Wilville (Who has a brother Orbur)
 
I've tried ghosting a 3 disc RAID5 volume some 2~3 years ago. Booting into DOS and then running ghost showed no HDD in the system. I later took out each HDD and ghosted it manually on anohter machine taking proper note of what image belongs to which HDD being in which slot. Restoration of the images was done in the same way. The restoration worked, and the OS booted but the controller kept complaining about dick corruption. I took a cheap shot and removed 1 HDD, took it to another machine and erased it and then put it back into the server for recovery. I repeated this for the other discs as well which solved the disc corruption errors.
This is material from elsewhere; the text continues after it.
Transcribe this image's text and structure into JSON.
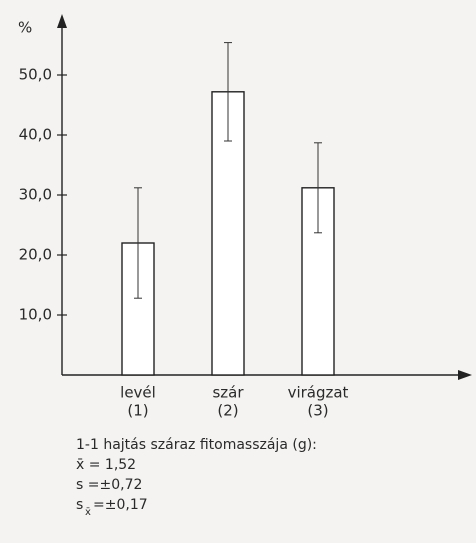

--== Anything can go wrong. It's just a matter of how far wrong it will go till people think its right. ==--
 
mkcdrec [URL unfurl="true"]http://mkcdrec.ota.be/[/url] is about the best thing i've found for doing this.

I've used it on Slackware, debian and Fedora. It creates a set of bootable CD's (or it creates the ISO images for you to burn to cds) of your entire system (so all /dev/hda or /dev/sda) partitions.

If you need to get back to the image you pop the cd's in, run the restore and your back to where you we're.

We use it for imaging some of our software which compiles from C++ and can take hours to do - so we imaged it and then run an update once done.

I wish someone would just call me Sir, without adding 'Your making a scene'.